BELMONT — Pick-your-own apple season is in full swing and there's still plenty of varieties available at local orchards, which are experiencing a bumper crop year on pace to exceed the 807,000 bushels harvested statewide two years ago.
''It's the best I've seen in 30 years here,'' says Rob Richter of Smith Orchard in Belmont, who says that he is at a loss to explain why this year has been so much better than other years.
''We're in touch with all of the apple growers around the state and they're saying the same thing, an abundant crop with lots of large apples, no disease or weather damage. I know it's not very scientific but I almost think that it has something to do with having an old-fashioned winter with lots of cold and snow,'' says Richter.
Last year Smith Farm was named a New Hampshire Farm of Distinction and the award was presented to Richter and his wife Wende by Governor Maggie Hassan and N.H. Commissioner of Agriculture Lorraine Merrill at the N.H. Farm and Forest Expo in Manchester.
The Richters have owned and operated the farm, which offers a variety of apples including McIntosh, Macoun and Cortland, since 1985.
Rob says that he and his wife view themselves as the caretakers of a long tradition of apple growing at the orchard, which still has many of the original McIntosh and Cortland trees planted by Charlie Smith in 1928, when he was entering his senior year at the University of New Hampshire.
He says that the 15-acre field which was planted by Smith, who was a long-time Laconia City Council member, had originally been an open pasture across the road from a large farmhouse on Leavitt Road. The farmhouse burned and was replaced by a smaller home the Smith family built.
Over the years Smith hired crews of workers to pick the apples but by the 1950s, when only the reddest fruit was considered acceptable for sale and there was no wholesale market for the rest, Smith made the novel step of opening his orchard to sell directly to the public, becoming what may have been the very first "pick-your-own'' operation in the entire state.
"He told us he made more selling that way than he did on the wholesale market. And it became very popular with people coming here and picking the orchard clean every year," says Rob.
There's even a story about the tradition of opening the orchard on a Friday. Smith told the Richters that he had so many complaints from local people that out-of-staters were flocking to the orchard and getting the best apples when it opened on a Saturday that he decided to open it a day earlier so that local people would enjoy the first picking.
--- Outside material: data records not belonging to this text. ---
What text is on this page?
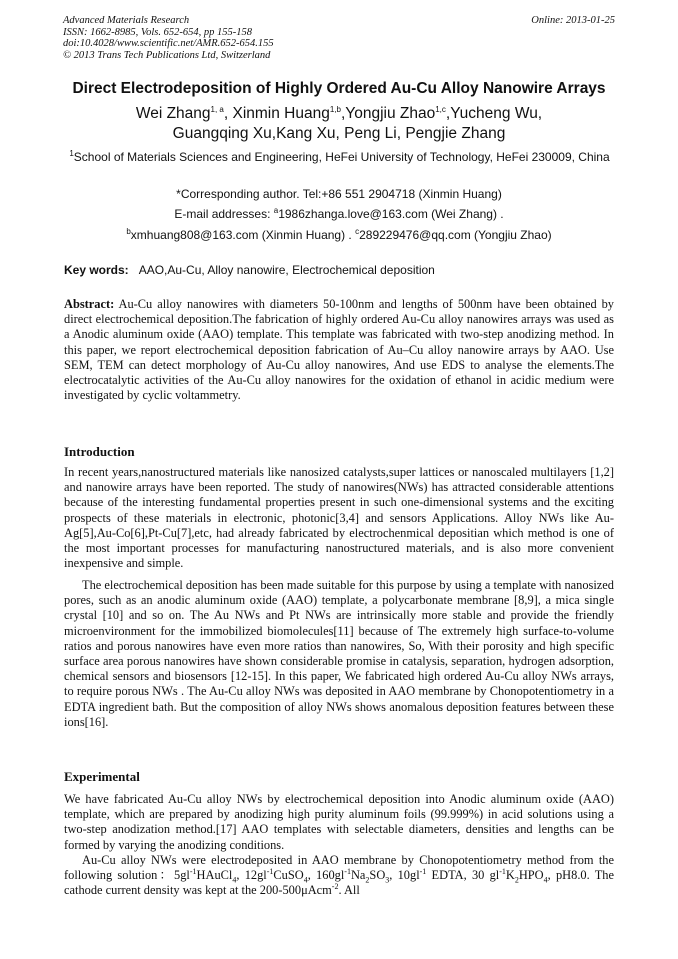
Advanced Materials Research
ISSN: 1662-8985, Vols. 652-654, pp 155-158
doi:10.4028/www.scientific.net/AMR.652-654.155
© 2013 Trans Tech Publications Ltd, Switzerland
Online: 2013-01-25
Direct Electrodeposition of Highly Ordered Au-Cu Alloy Nanowire Arrays
Wei Zhang$^{1, a}$, Xinmin Huang$^{1,b}$,Yongjiu Zhao$^{1,c}$,Yucheng Wu,
Guangqing Xu,Kang Xu, Peng Li, Pengjie Zhang
$^1$School of Materials Sciences and Engineering, HeFei University of Technology, HeFei 230009, China
*Corresponding author. Tel:+86 551 2904718 (Xinmin Huang)
E-mail addresses: $^a$1986zhanga.love@163.com (Wei Zhang) .
$^b$xmhuang808@163.com (Xinmin Huang) . $^c$289229476@qq.com (Yongjiu Zhao)
Key words: AAO,Au-Cu, Alloy nanowire, Electrochemical deposition
Abstract: Au-Cu alloy nanowires with diameters 50-100nm and lengths of 500nm have been obtained by direct electrochemical deposition.The fabrication of highly ordered Au-Cu alloy nanowires arrays was used as a Anodic aluminum oxide (AAO) template. This template was fabricated with two-step anodizing method. In this paper, we report electrochemical deposition fabrication of Au–Cu alloy nanowire arrays by AAO. Use SEM, TEM can detect morphology of Au-Cu alloy nanowires, And use EDS to analyse the elements.The electrocatalytic activities of the Au-Cu alloy nanowires for the oxidation of ethanol in acidic medium were investigated by cyclic voltammetry.
Introduction
In recent years,nanostructured materials like nanosized catalysts,super lattices or nanoscaled multilayers [1,2] and nanowire arrays have been reported. The study of nanowires(NWs) has attracted considerable attentions because of the interesting fundamental properties present in such one-dimensional systems and the exciting prospects of these materials in electronic, photonic[3,4] and sensors Applications. Alloy NWs like Au-Ag[5],Au-Co[6],Pt-Cu[7],etc, had already fabricated by electrochenmical depositian which method is one of the most important processes for manufacturing nanostructured materials, and is also more convenient inexpensive and simple.
The electrochemical deposition has been made suitable for this purpose by using a template with nanosized pores, such as an anodic aluminum oxide (AAO) template, a polycarbonate membrane [8,9], a mica single crystal [10] and so on. The Au NWs and Pt NWs are intrinsically more stable and provide the friendly microenvironment for the immobilized biomolecules[11] because of The extremely high surface-to-volume ratios and porous nanowires have even more ratios than nanowires, So, With their porosity and high specific surface area porous nanowires have shown considerable promise in catalysis, separation, hydrogen adsorption, chemical sensors and biosensors [12-15]. In this paper, We fabricated high ordered Au-Cu alloy NWs arrays, to require porous NWs . The Au-Cu alloy NWs was deposited in AAO membrane by Chonopotentiometry in a EDTA ingredient bath. But the composition of alloy NWs shows anomalous deposition features between these ions[16].
Experimental
We have fabricated Au-Cu alloy NWs by electrochemical deposition into Anodic aluminum oxide (AAO) template, which are prepared by anodizing high purity aluminum foils (99.999%) in acid solutions using a two-step anodization method.[17] AAO templates with selectable diameters, densities and lengths can be formed by varying the anodizing conditions.
Au-Cu alloy NWs were electrodeposited in AAO membrane by Chonopotentiometry method from the following solution：$5gl^{-1}HAuCl_4$, $12gl^{-1}CuSO_4$, $160gl^{-1}Na_2SO_3$, $10gl^{-1}$ EDTA, 30 $gl^{-1}K_2HPO_4$, pH8.0. The cathode current density was kept at the 200-500μAcm$^{-2}$. All
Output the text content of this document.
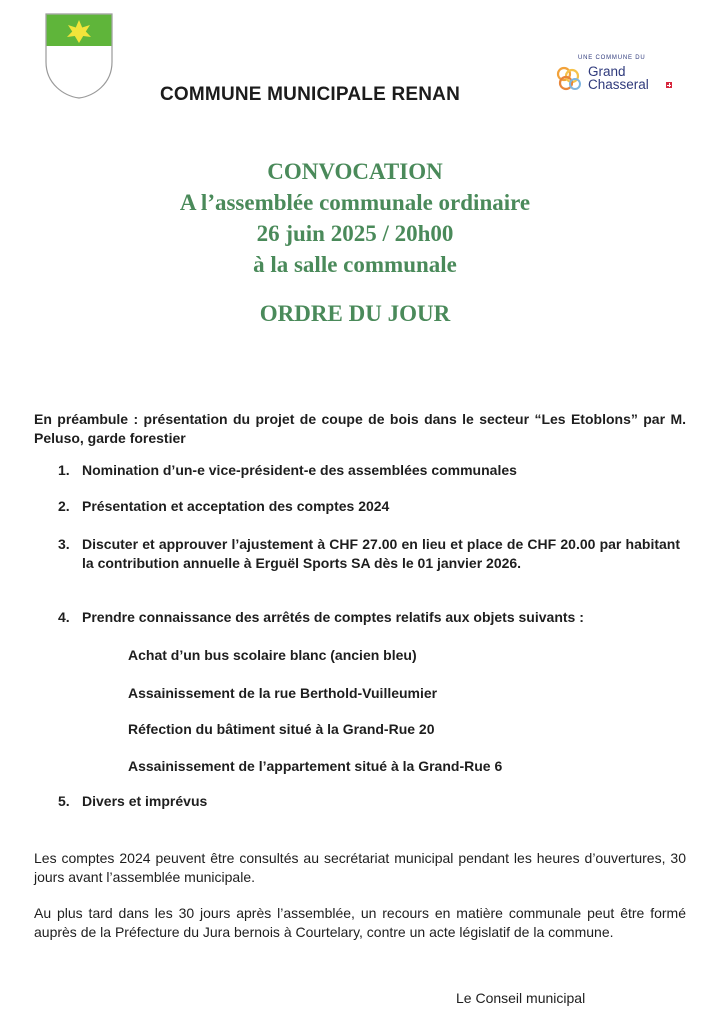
COMMUNE MUNICIPALE RENAN
UNE COMMUNE DU
Grand
Chasseral
CONVOCATION
A l’assemblée communale ordinaire
26 juin 2025 / 20h00
à la salle communale
ORDRE DU JOUR
En préambule : présentation du projet de coupe de bois dans le secteur “Les Etoblons” par M. Peluso, garde forestier
1. Nomination d’un-e vice-président-e des assemblées communales
2. Présentation et acceptation des comptes 2024
3. Discuter et approuver l’ajustement à CHF 27.00 en lieu et place de CHF 20.00 par habitant la contribution annuelle à Erguël Sports SA dès le 01 janvier 2026.
4. Prendre connaissance des arrêtés de comptes relatifs aux objets suivants :
Achat d’un bus scolaire blanc (ancien bleu)
Assainissement de la rue Berthold-Vuilleumier
Réfection du bâtiment situé à la Grand-Rue 20
Assainissement de l’appartement situé à la Grand-Rue 6
5. Divers et imprévus
Les comptes 2024 peuvent être consultés au secrétariat municipal pendant les heures d’ouvertures, 30 jours avant l’assemblée municipale.
Au plus tard dans les 30 jours après l’assemblée, un recours en matière communale peut être formé auprès de la Préfecture du Jura bernois à Courtelary, contre un acte législatif de la commune.
Le Conseil municipal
As the older, full-size trees are lost to old age, (some 250 remain) the Richters are replacing them with dwarf and semi-dwarf trees and now have some 3,000 apple trees.
At the Surowiec Farm on Perley Hill Road in Sanbornton this year's crop is phenomenal, according to Katie Surowiec, who says that Macintosh, Cortland and Ginger Gold are now being picked.
The seven acre orchard which her husband Steve planted in the 1980s, also grows Macoun, Gala, Empire and Honey Crisp, but those varieties aren't part of the pick-your-own operation and won't be until the semi-dwarf trees grow a little more.
There are pre-picked apples available in the farms' farm stand, which will be open through November and December and features greens and vegetables grown in the farm's greenhouses throughout the colder months of the year.
At Stonybrook Farm in Gilford the 12-acre apple orchard has about 2,000 trees, with a dozen different varieties including; MacIntosh, Cortland, Macoun, Ginger Gold, and Red Delicious.
The farm offers rides in and out of the orchard on weekends and its farmstand has a wide selection of mums and pumpkins for fall decorating. It also offers homemade apple cake and fresh pressed cider.
Cardigan Mountain Orchard in Alexandria also has had an excellent year according to Nancy Bleiler, who says that Macoun, McIntosh and Cortalnd are now being picked.
''There are a lot of apples this year. Some were a little smaller than we would have liked but the Cortlands are really large, as big as grapefruit.'' says Bleiler.
She and her husband Steve moved to this small country town in the late 70s with no intention of being apple farmers, they were both teachers when they made the trek up to New Hampshire. After finding this small farm, they bought it with the intention of just trying to get some apples off of the trees for their own personal enjoyment. Over 20 years later, they both have left their careers in teaching and are now focusing their attention on the farm full time,with the help of their now three adult sons.
The orchard was very run down when the Bleilers first acquired it. After a lot of hard work, they were able to bring back almost all of the original trees and many more have since been planted. The total number of trees today numbers around 1,000.
They have 15 different varieties of apples and are open 8 a.m. to 5 p.m. on weekends and 10 a.m to 5 p.m. Tuesday through Friday.
Cardigan Mountain Orchard joined with local farmers, vendors, business people and residents to open Cardigan Country Store two year ago. They offer a wide range of fruits and vegetables, milk and cheeses as well as many handcrafted products.
Pies, jams, apple butter and other homemade products are available in the seasonal store in the fall.